Sensorion expects that recruitment of patients for the second cohort will be complete before the midway point of this year. Pending the results of the second cohort, a dose will be selected from the 2 doses evaluated and the trial will move onto an expansion cohort at this dose.
Gene and Cell Therapy Approaches Hold Promise for Usher Syndrome
September 21, 2024 — Zheng-Yi Chen, DPhil, associate scientist, Eaton-Peabody Laboratories, Mass Eye and Ear, and associate professor, Otolaryngology–Head and Neck Surgery, Harvard Medical School, and his colleagues are currently conducting preclinical research that may ultimately contribute to the development of a novel gene editing treatment for Usher syndrome, a rare disease with great unmet need. CGTLive® reached out to Chen to learn more.
Chen gave some background information about the disease itself and the current state of care for patients. He also discussed his lab's own research and pointed out other ongoing research projects at other institutions. He concluded with an optimistic message for the community.
Akouos Seeks to Tackle Otoferlin Gene-Mediated Hearing Loss With Phase 1/2 Clinical Trial and Associated Natural History Study
February 5, 2024 — Eli Lilly and Company subsidiary Akouos’ AK-OTOF (AAVAnc80-hOTOF), an investigational dual AAV vector-based gene therapy intended for the treatment of OTOF-mediated hearing loss, is currently being evaluated in the phase 1/2 AK-OTOF-101 clinical trial (NCT05821959). AK-OTOF delivers transgenes encoding functional OTOF to the inner hair cells of the cochlea via a single unilateral intracochlear administration.

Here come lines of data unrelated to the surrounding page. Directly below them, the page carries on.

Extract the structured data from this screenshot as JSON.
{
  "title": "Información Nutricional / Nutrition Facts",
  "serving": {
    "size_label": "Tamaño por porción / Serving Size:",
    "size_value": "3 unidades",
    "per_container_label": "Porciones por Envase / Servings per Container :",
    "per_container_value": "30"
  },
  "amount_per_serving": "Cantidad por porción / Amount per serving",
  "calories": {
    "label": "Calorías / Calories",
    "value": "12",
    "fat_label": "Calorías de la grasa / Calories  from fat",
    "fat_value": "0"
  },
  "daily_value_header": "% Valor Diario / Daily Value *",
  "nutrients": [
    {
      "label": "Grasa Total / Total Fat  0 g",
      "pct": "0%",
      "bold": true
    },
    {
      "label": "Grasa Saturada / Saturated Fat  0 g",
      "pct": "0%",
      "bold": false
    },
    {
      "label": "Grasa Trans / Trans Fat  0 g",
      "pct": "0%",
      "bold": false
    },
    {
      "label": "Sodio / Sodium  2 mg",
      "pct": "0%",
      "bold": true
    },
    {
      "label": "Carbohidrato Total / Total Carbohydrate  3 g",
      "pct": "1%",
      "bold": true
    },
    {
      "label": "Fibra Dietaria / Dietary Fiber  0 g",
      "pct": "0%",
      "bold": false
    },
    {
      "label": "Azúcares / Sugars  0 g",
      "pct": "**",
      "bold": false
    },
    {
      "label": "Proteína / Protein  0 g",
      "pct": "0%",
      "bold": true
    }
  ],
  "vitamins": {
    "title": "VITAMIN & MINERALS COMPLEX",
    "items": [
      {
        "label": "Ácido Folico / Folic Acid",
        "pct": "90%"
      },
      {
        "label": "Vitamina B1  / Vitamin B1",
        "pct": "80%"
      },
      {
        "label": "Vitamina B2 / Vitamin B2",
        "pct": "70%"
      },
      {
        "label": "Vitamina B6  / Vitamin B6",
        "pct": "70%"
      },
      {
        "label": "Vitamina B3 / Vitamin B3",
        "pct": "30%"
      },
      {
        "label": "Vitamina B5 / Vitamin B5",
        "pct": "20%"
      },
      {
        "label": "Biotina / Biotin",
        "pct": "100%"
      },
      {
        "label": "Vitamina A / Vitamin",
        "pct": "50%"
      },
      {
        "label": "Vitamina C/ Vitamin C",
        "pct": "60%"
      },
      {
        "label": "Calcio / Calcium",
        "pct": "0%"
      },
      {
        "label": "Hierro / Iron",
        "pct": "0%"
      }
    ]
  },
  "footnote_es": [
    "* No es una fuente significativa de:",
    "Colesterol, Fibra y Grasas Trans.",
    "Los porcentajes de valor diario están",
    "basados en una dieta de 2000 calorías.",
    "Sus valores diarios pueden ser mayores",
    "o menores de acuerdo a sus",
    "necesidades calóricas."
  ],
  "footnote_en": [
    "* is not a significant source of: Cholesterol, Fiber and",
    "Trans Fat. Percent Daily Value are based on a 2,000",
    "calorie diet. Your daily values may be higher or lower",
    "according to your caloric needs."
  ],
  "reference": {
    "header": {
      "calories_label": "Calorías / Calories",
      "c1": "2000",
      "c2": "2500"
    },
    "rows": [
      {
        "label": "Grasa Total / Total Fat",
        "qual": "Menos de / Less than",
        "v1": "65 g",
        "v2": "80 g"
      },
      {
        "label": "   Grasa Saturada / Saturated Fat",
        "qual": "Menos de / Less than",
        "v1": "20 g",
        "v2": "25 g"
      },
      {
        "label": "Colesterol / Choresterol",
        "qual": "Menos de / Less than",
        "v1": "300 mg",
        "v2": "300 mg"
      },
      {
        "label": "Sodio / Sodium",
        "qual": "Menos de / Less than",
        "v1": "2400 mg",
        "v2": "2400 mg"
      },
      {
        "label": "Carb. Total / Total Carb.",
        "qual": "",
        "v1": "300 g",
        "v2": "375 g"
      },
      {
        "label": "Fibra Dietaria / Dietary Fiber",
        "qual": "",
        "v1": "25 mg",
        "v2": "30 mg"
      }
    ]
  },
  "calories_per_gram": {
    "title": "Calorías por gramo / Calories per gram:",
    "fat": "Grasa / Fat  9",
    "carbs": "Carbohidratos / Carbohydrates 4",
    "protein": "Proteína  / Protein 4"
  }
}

The AK-OTOF-101 study, which was initiated on September 15, 2023, is led by study director Kathy Reape, MD, the chief medical officer of Akouos. The trial has a dose escalation design, and seeks to enroll an estimated 14 participants in total. The participants will receive AK-OTOF at either a low dose level (4.1x1011 total vg/cochlea; DL1) or a high dose level (8.1x1011 total vg/cochlea; DL2). Furthermore, participants will be assigned to 1 of several cohorts. Cohort 1a will include patients aged 7 to 17 years and will treat them at DL1. Cohort 1b will include patients aged 2 to 17 years and will treat them at DL1. Cohort 2 will include patients aged 2 to 17 years and will treat them at DL2.
The trial has an estimated completion date of October 2028. Notably, AK-OTOF will be administered to patients in the trial via an investigational one-time use, sterile medical device, referred to as the Akouos Delivery Device.